(Bloomberg News) Stocks, bonds and commodities posted monthly declines for the first time since the end of the financial crisis in February 2009, dragged down by concern Greece will default and signs economies are slowing.
The MSCI All-Country World Index of shares in 45 countries dropped 1.5 percent in June, including dividends, spurring the first quarterly loss in a year. Bank of America Merrill Lynch's Global Broad Market Corporate Index slumped 0.65 percent, while the firm's benchmark gauge of U.S. Treasuries fell 0.31 percent. The Standard & Poor's GSCI Total Return Index of 24 commodities declined 5.3 percent, also prompting the first three-month slump since the period ended June 30, 2010.
While Greece's approval of budget cuts and tax increases this week required to win bailout funds drove the biggest four- day rally in the MSCI index since December, it failed to erase June's equity losses. Riskier assets fell last month as U.S. economic reports missed projections by the most since January 2009, according to data compiled by New York-based Citigroup Inc. using Bloomberg surveys.
"Investors were on the edge," said David Goerz, the San Francisco-based chief investment officer at Highmark Capital Management Inc., which oversees $17.2 billion. "The No. 1 thing that the market focused on was the slowdown in economic activity. The sovereign debt crisis also got people worried. We're probably not at the end of it yet, but we got some temporary solution to the Greek crisis."
Commodities led declines today after China's Purchasing Managers' Index, a gauge of the nation's manufacturing, dropped to the lowest level since February 2009. The MSCI All-Country World Index and Treasuries were little changed.
IntercontinentalExchange Inc.'s Dollar Index, which tracks the greenback against currencies from six major U.S. trading partners, dropped 0.3 percent to 74.404 in June. The U.S. currency slumped in the final four days, erasing a monthly gain as the euro rallied against most major currencies.
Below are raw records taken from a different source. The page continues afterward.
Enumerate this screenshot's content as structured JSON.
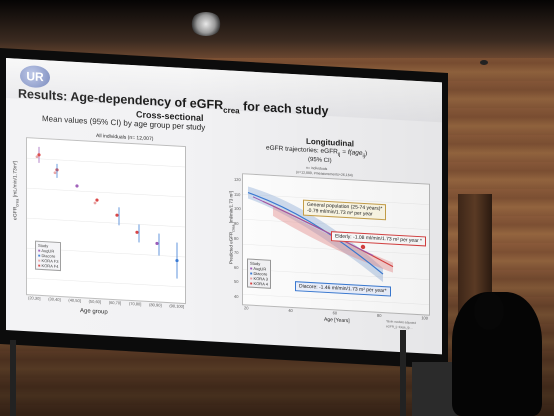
{
  "slide": {
    "logo_text": "UR",
    "title_main": "Results: Age-dependency of eGFR",
    "title_sub": "crea",
    "title_end": " for each study"
  },
  "left_panel": {
    "heading": "Cross-sectional",
    "subheading": "Mean values (95% CI) by age group per study",
    "plot_title": "All individuals (n= 12,007)",
    "ylabel": "eGFR",
    "ylabel_sub": "crea",
    "ylabel_unit": " [mL/min/1.73m²]",
    "xlabel": "Age group",
    "x_ticks": [
      "(20,30]",
      "(30,40]",
      "(40,50]",
      "(50,60]",
      "(60,70]",
      "(70,80]",
      "(80,90]",
      "(90,100]"
    ],
    "legend_title": "Study",
    "legend_items": [
      "AugUR",
      "Diacore",
      "KORA F3",
      "KORA F4"
    ],
    "legend_colors": [
      "#9b59b6",
      "#3a7bd5",
      "#e8a0a0",
      "#d94040"
    ]
  },
  "right_panel": {
    "heading": "Longitudinal",
    "subheading": "eGFR trajectories: eGFR",
    "subheading_formula": "ij",
    "subheading_tail": " = f(age",
    "subheading_tail2": "ij",
    "subheading_ci": "(95% CI)",
    "n_line1": "n= individuals",
    "n_line2": "(n=12,889, #measurements=26,164)",
    "ylabel": "Predicted eGFR",
    "ylabel_sub": "crea",
    "ylabel_unit": " [ml/min/1.73 m²]",
    "xlabel": "Age [Years]",
    "x_ticks": [
      "20",
      "40",
      "60",
      "80",
      "100"
    ],
    "y_ticks": [
      "120",
      "110",
      "100",
      "90",
      "80",
      "70",
      "60",
      "50",
      "40"
    ],
    "legend_title": "Study",
    "legend_items": [
      "AugUR",
      "Diacore",
      "KORA 3",
      "KORA 4"
    ],
    "annotation_general_1": "General population (25-74 years)*",
    "annotation_general_2": "-0.79 ml/min/1.73 m² per year",
    "annotation_elderly": "Elderly: -1.08 ml/min/1.73 m² per year *",
    "annotation_diacore": "Diacore: -1.46 ml/min/1.73 m² per year*",
    "footnote_1": "*Both models adjusted",
    "footnote_2": "eGFR_ij: f(age_ij) ..."
  }
}
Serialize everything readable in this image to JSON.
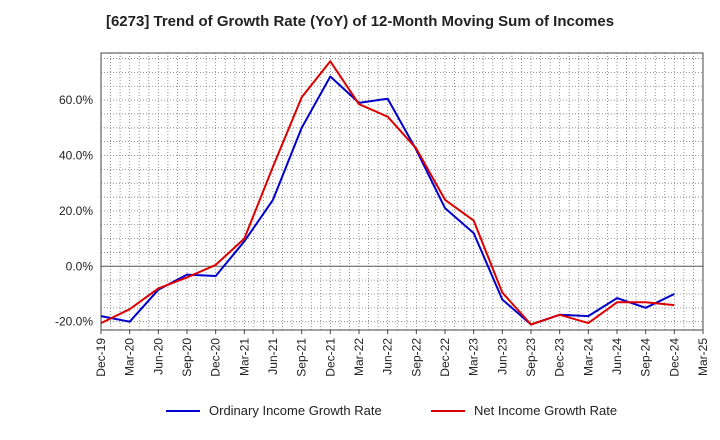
{
  "chart_data": {
    "type": "line",
    "title": "[6273]  Trend of Growth Rate (YoY) of 12-Month Moving Sum of Incomes",
    "xlabel": "",
    "ylabel": "",
    "ylim": [
      -23,
      77
    ],
    "yticks": [
      -20,
      0,
      20,
      40,
      60
    ],
    "ytick_labels": [
      "-20.0%",
      "0.0%",
      "20.0%",
      "40.0%",
      "60.0%"
    ],
    "x_tick_labels": [
      "Dec-19",
      "Mar-20",
      "Jun-20",
      "Sep-20",
      "Dec-20",
      "Mar-21",
      "Jun-21",
      "Sep-21",
      "Dec-21",
      "Mar-22",
      "Jun-22",
      "Sep-22",
      "Dec-22",
      "Mar-23",
      "Jun-23",
      "Sep-23",
      "Dec-23",
      "Mar-24",
      "Jun-24",
      "Sep-24",
      "Dec-24",
      "Mar-25"
    ],
    "grid": true,
    "legend_position": "bottom",
    "series": [
      {
        "name": "Ordinary Income Growth Rate",
        "color": "#0000cc",
        "values": [
          -18,
          -20,
          -8.5,
          -3,
          -3.5,
          9,
          24,
          50,
          68.5,
          59,
          60.5,
          42,
          21,
          12,
          -12,
          -21,
          -17.5,
          -18,
          -11.5,
          -15,
          -10
        ]
      },
      {
        "name": "Net Income Growth Rate",
        "color": "#dd0000",
        "values": [
          -20.5,
          -15.5,
          -8,
          -4,
          0.5,
          10,
          36,
          61,
          74,
          58.5,
          54,
          42.5,
          24,
          16.5,
          -9.5,
          -21,
          -17.5,
          -20.5,
          -13,
          -13,
          -14
        ]
      }
    ]
  }
}
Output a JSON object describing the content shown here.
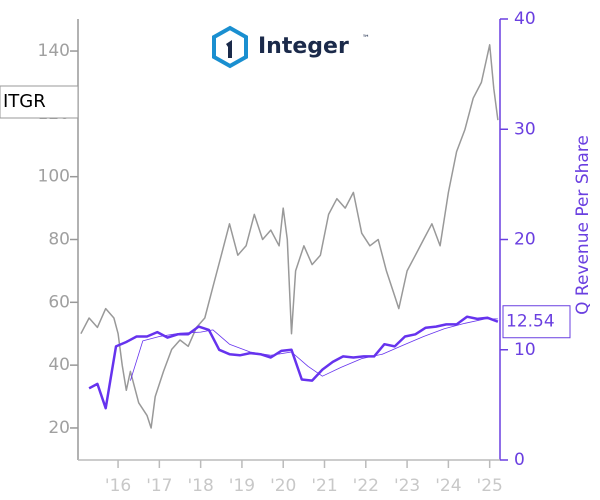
{
  "chart_data": {
    "type": "line",
    "ticker": "ITGR",
    "logo_text": "Integer",
    "logo_mark": "™",
    "y2_label": "Q Revenue Per Share",
    "xlim": [
      2015.03,
      2025.25
    ],
    "xticks": [
      {
        "value": 2016,
        "label": "'16"
      },
      {
        "value": 2017,
        "label": "'17"
      },
      {
        "value": 2018,
        "label": "'18"
      },
      {
        "value": 2019,
        "label": "'19"
      },
      {
        "value": 2020,
        "label": "'20"
      },
      {
        "value": 2021,
        "label": "'21"
      },
      {
        "value": 2022,
        "label": "'22"
      },
      {
        "value": 2023,
        "label": "'23"
      },
      {
        "value": 2024,
        "label": "'24"
      },
      {
        "value": 2025,
        "label": "'25"
      }
    ],
    "ylim": [
      9.8,
      150.2
    ],
    "yticks": [
      20,
      40,
      60,
      80,
      100,
      120,
      140
    ],
    "y2lim": [
      0,
      40
    ],
    "y2ticks": [
      0,
      10,
      20,
      30,
      40
    ],
    "series": [
      {
        "color": "#999999",
        "axis": "y",
        "x": [
          2015.1,
          2015.3,
          2015.5,
          2015.7,
          2015.9,
          2016.0,
          2016.1,
          2016.2,
          2016.3,
          2016.5,
          2016.7,
          2016.8,
          2016.9,
          2017.1,
          2017.3,
          2017.5,
          2017.7,
          2017.9,
          2018.1,
          2018.3,
          2018.5,
          2018.7,
          2018.9,
          2019.1,
          2019.3,
          2019.5,
          2019.7,
          2019.9,
          2020.0,
          2020.1,
          2020.2,
          2020.3,
          2020.5,
          2020.7,
          2020.9,
          2021.1,
          2021.3,
          2021.5,
          2021.7,
          2021.9,
          2022.1,
          2022.3,
          2022.5,
          2022.7,
          2022.8,
          2023.0,
          2023.2,
          2023.4,
          2023.6,
          2023.8,
          2024.0,
          2024.2,
          2024.4,
          2024.6,
          2024.8,
          2025.0,
          2025.1,
          2025.2
        ],
        "values": [
          50,
          55,
          52,
          58,
          55,
          50,
          40,
          32,
          38,
          28,
          24,
          20,
          30,
          38,
          45,
          48,
          46,
          52,
          55,
          65,
          75,
          85,
          75,
          78,
          88,
          80,
          83,
          78,
          90,
          80,
          50,
          70,
          78,
          72,
          75,
          88,
          93,
          90,
          95,
          82,
          78,
          80,
          70,
          62,
          58,
          70,
          75,
          80,
          85,
          78,
          95,
          108,
          115,
          125,
          130,
          142,
          128,
          118
        ]
      },
      {
        "color": "#6633ee",
        "axis": "y2",
        "x": [
          2015.3,
          2015.5,
          2015.7,
          2015.95,
          2016.2,
          2016.45,
          2016.7,
          2016.95,
          2017.2,
          2017.45,
          2017.7,
          2017.95,
          2018.2,
          2018.45,
          2018.7,
          2018.95,
          2019.2,
          2019.45,
          2019.7,
          2019.95,
          2020.2,
          2020.45,
          2020.7,
          2020.95,
          2021.2,
          2021.45,
          2021.7,
          2021.95,
          2022.2,
          2022.45,
          2022.7,
          2022.95,
          2023.2,
          2023.45,
          2023.7,
          2023.95,
          2024.2,
          2024.45,
          2024.7,
          2024.95,
          2025.2
        ],
        "values": [
          6.5,
          6.9,
          4.7,
          10.3,
          10.7,
          11.2,
          11.2,
          11.6,
          11.1,
          11.4,
          11.4,
          12.1,
          11.8,
          10.0,
          9.6,
          9.5,
          9.7,
          9.6,
          9.3,
          9.9,
          10.0,
          7.3,
          7.2,
          8.2,
          8.9,
          9.4,
          9.3,
          9.4,
          9.4,
          10.5,
          10.3,
          11.2,
          11.4,
          12.0,
          12.1,
          12.3,
          12.3,
          13.0,
          12.8,
          12.9,
          12.54
        ]
      },
      {
        "color": "#6633ee",
        "axis": "y2",
        "x": [
          2016.3,
          2016.6,
          2017.0,
          2017.5,
          2018.0,
          2018.3,
          2018.7,
          2019.2,
          2019.7,
          2020.2,
          2020.6,
          2020.95,
          2021.4,
          2021.9,
          2022.4,
          2022.9,
          2023.4,
          2023.9,
          2024.4,
          2024.9,
          2025.2
        ],
        "values": [
          7.2,
          10.8,
          11.2,
          11.5,
          11.6,
          11.8,
          10.5,
          9.8,
          9.5,
          9.8,
          8.5,
          7.6,
          8.4,
          9.2,
          9.6,
          10.4,
          11.2,
          11.9,
          12.4,
          12.8,
          12.8
        ]
      }
    ]
  }
}
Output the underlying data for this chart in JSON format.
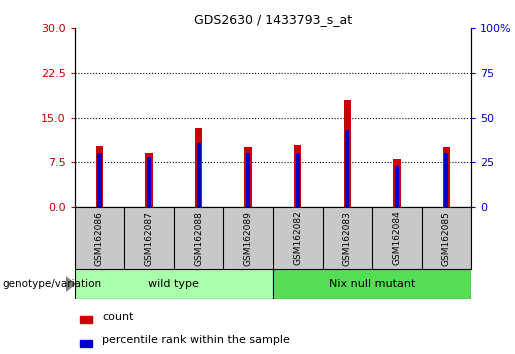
{
  "title": "GDS2630 / 1433793_s_at",
  "categories": [
    "GSM162086",
    "GSM162087",
    "GSM162088",
    "GSM162089",
    "GSM162082",
    "GSM162083",
    "GSM162084",
    "GSM162085"
  ],
  "red_values": [
    10.2,
    9.0,
    13.2,
    10.0,
    10.5,
    18.0,
    8.0,
    10.0
  ],
  "blue_values": [
    30.0,
    28.0,
    36.0,
    30.0,
    30.0,
    43.0,
    23.0,
    30.0
  ],
  "red_color": "#CC0000",
  "blue_color": "#0000CC",
  "ylim_left": [
    0,
    30
  ],
  "ylim_right": [
    0,
    100
  ],
  "yticks_left": [
    0,
    7.5,
    15,
    22.5,
    30
  ],
  "yticks_right": [
    0,
    25,
    50,
    75,
    100
  ],
  "group_label": "genotype/variation",
  "legend_count": "count",
  "legend_percentile": "percentile rank within the sample",
  "bar_width": 0.15,
  "background_color": "#ffffff",
  "plot_bg_color": "#ffffff",
  "tick_label_color_left": "#CC0000",
  "tick_label_color_right": "#0000CC",
  "xlabel_bg": "#C8C8C8",
  "wt_color": "#AAFFAA",
  "nix_color": "#55DD55"
}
The Dollar Index rose 0.2 percent at 9:42 a.m. in London today.
Equities and raw materials slid in June after rallying since the first quarter of 2009. The S&P commodity index climbed as much as 85 percent from Feb. 18, 2009, peaking on April 8. It retreated 1.1 percent today.
The MSCI gauge gained 119 percent between March 9, 2009, and May 2, according to data compiled by Bloomberg. The global economy may grow 4.3 percent this year and 4.5 percent in 2012, the Washington-based International Monetary Fund said June 17.